Et peut-être ont-ils raison de se défier encore, même après la féodalité vaincue et les châteaux forts détruits : car, en dépit de la civilisation qui les traque de toutes parts, que de passions farouches ne sont pas anéanties ! À défaut d’autre domaine, elles se réfugient dans la solitude profonde du cœur, et se voilent des mystérieuses ténèbres de l’imagination.

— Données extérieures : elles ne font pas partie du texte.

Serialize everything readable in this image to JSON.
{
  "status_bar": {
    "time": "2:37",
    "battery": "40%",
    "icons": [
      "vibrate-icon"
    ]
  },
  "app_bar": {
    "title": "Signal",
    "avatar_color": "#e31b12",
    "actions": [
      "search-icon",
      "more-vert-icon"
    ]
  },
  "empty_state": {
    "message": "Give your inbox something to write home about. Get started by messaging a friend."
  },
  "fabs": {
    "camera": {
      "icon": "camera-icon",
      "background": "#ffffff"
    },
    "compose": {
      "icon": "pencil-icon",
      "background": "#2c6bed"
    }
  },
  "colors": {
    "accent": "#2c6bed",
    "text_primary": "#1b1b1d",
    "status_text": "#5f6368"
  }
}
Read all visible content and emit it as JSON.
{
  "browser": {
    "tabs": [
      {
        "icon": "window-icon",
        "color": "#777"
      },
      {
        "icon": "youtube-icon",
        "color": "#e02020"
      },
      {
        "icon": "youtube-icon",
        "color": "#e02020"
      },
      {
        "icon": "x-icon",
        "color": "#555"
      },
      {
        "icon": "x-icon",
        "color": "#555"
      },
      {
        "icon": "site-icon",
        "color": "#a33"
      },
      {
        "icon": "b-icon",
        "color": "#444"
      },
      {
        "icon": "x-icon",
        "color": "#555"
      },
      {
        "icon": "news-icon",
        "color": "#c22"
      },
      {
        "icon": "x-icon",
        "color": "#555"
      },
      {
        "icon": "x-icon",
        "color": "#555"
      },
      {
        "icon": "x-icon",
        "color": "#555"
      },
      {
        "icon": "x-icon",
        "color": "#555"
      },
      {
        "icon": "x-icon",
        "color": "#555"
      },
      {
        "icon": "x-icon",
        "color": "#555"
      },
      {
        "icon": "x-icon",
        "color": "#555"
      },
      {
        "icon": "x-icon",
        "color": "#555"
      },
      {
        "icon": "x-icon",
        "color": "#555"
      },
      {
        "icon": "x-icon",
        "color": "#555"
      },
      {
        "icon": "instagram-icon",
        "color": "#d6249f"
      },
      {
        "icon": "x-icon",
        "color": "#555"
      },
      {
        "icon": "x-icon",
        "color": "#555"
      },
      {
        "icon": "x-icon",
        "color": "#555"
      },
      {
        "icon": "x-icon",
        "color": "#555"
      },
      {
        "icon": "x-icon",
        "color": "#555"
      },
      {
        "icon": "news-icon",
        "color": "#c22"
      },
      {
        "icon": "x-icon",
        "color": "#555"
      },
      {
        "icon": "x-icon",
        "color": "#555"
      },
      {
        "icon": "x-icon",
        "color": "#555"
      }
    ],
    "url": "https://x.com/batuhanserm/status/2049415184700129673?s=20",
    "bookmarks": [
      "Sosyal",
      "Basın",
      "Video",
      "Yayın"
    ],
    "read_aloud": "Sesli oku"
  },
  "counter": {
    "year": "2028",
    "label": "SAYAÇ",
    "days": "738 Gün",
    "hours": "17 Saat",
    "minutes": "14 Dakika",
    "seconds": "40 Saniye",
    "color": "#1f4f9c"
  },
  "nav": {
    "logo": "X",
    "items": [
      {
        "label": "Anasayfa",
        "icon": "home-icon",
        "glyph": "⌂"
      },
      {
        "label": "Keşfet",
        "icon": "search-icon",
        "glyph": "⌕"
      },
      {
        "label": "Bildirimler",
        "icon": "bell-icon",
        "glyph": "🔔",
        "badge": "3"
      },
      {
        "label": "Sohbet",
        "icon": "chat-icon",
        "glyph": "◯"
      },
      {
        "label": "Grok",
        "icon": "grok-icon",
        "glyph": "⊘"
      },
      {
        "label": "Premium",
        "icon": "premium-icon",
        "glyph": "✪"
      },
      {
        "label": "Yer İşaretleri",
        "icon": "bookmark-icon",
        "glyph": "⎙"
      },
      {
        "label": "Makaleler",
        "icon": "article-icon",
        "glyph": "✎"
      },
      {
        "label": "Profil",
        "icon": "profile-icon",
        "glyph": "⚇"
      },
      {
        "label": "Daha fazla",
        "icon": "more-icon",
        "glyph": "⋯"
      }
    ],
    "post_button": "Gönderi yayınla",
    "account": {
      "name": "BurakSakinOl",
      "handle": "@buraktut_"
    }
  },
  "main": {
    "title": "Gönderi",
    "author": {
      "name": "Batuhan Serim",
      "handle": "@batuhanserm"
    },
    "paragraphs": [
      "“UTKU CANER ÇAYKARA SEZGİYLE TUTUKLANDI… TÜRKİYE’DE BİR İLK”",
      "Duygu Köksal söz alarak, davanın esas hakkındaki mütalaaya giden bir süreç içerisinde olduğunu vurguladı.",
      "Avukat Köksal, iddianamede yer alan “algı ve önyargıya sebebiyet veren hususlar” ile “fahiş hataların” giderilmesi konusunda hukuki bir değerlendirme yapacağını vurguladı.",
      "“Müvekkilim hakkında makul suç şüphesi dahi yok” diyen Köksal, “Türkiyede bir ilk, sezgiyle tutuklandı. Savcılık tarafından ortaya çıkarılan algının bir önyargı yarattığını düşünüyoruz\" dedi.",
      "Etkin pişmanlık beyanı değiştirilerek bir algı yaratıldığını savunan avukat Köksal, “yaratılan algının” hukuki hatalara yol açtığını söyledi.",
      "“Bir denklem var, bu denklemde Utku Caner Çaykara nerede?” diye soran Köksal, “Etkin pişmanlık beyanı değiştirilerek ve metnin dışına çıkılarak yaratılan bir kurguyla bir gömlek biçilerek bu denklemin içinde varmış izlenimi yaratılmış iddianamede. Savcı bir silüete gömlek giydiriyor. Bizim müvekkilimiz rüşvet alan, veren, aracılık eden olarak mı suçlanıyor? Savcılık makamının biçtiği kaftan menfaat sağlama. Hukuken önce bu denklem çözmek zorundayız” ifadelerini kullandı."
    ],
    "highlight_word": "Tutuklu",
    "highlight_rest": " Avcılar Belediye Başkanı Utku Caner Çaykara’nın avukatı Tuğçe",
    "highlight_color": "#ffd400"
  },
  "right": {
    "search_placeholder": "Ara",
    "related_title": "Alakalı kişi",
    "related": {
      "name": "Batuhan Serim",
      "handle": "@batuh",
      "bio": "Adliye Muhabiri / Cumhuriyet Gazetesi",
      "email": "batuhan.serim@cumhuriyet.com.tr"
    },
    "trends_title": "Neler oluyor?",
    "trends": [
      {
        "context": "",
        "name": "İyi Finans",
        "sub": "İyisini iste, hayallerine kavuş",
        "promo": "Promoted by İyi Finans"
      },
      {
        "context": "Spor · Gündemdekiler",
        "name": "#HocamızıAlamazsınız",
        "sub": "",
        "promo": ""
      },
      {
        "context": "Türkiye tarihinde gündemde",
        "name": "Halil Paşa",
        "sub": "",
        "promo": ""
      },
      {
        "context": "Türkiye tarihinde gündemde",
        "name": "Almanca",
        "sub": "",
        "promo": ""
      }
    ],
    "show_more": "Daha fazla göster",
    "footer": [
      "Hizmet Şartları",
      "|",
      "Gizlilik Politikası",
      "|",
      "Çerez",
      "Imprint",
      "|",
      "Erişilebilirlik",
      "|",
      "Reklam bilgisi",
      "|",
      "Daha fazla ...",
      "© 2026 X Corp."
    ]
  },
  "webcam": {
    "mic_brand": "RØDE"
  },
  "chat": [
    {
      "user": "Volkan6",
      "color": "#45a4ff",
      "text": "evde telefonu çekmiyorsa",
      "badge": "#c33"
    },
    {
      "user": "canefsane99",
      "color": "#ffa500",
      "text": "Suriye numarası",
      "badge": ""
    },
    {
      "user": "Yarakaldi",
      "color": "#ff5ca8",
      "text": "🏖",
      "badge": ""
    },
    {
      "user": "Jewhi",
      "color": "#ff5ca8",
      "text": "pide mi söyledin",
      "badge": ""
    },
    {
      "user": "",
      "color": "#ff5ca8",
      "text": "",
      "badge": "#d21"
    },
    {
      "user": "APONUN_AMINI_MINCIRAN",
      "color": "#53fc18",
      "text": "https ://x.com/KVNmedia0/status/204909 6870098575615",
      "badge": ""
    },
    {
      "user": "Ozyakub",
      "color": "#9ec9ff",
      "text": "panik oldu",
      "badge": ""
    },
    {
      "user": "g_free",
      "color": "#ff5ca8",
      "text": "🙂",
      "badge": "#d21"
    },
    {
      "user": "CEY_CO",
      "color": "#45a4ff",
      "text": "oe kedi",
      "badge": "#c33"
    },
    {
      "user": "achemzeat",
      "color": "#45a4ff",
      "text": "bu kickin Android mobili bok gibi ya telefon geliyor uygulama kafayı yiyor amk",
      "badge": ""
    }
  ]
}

  1. La Bibliothèque du roi possède deux manuscrits du roman de Robert-le-Diable. La plus ancienne copie a été publiée en 1837, par G.-S. Trébutien, qui l’attribue à un auteur normand du xiiie siècle. La seconde copie est de la fin du xive siècle, ou des premières années du xve. Ces deux manuscrits n’offrent que bien rarement une conformité parfaite de leçons ; le second texte, tantôt développe, et tantôt abrège le premier. Pour de plus amples renseignements bibliographiques, voyez G.-S. Trébutien, préface du Roman de Robert-le-Diable.
  2. Les trois sources principales de la légende de Robert-le-Diable ont engendré un grand nombre d’imitations, dont l’énoncé se trouve dans la préface en tête du Roman, que l’on peut consulter à ce sujet. Le roman de Robert-le-Diable fut mis en prose vers la fin du xve siècle : La Vie du terrible Robert-le-Diable, lequel après fut nomme Lomme Dieu ; in-4o, gothique, P. Mareschal, Lyon, 1496. Défiguré et falsifié dans plusieurs éditions successives, il a pris place parmi les contes de la Bibliothèque bleue. Nous le retrouvons encore dans une publication de J. Castilhon, intitulée : Bibliothèque bleue, entièrement refondue et augmentée. Cet ouvrage est digne de tout l’intérêt que peuvent inspirer l’absurde et l’extravagant, débités avec ce ton d’importance qui en relève si ingénieusement le ridicule. L’histoire de Robert-le-Diable y est travestie à l’orientale d’une manière assez immodeste, avec quelques maladroites imitations des Mille et une Nuits. Les crimes et les malheurs de Robert-le-Diable sont représentés comme l’œuvre d’un génie malfaisant que la fée Minucieuse a attaché à la destinée de notre héros, même avant sa naissance. Chaque acte de réhabilitation de Robert converti marque une victoire remportée sur l’ascendant du fatal génie. N’oublions pas de mentionner, au nombre des épisodes les plus curieux de cette épopée grotesque, Robert, comédien par occasion, et chantant l’opéra à Turin. Assurément, l’auteur de la Bibliothèque bleue, refondue et augmentée, avait pressenti le chef-d’œuvre de Meyerbeer, le dernier et le plus brillant travestissement du héros de la romancerie normande. — Voyez Bibliothèque bleue, no II : Histoire de Robert-le-Diable, duc de Normandie. Paris, Costard, 1776, in-8o.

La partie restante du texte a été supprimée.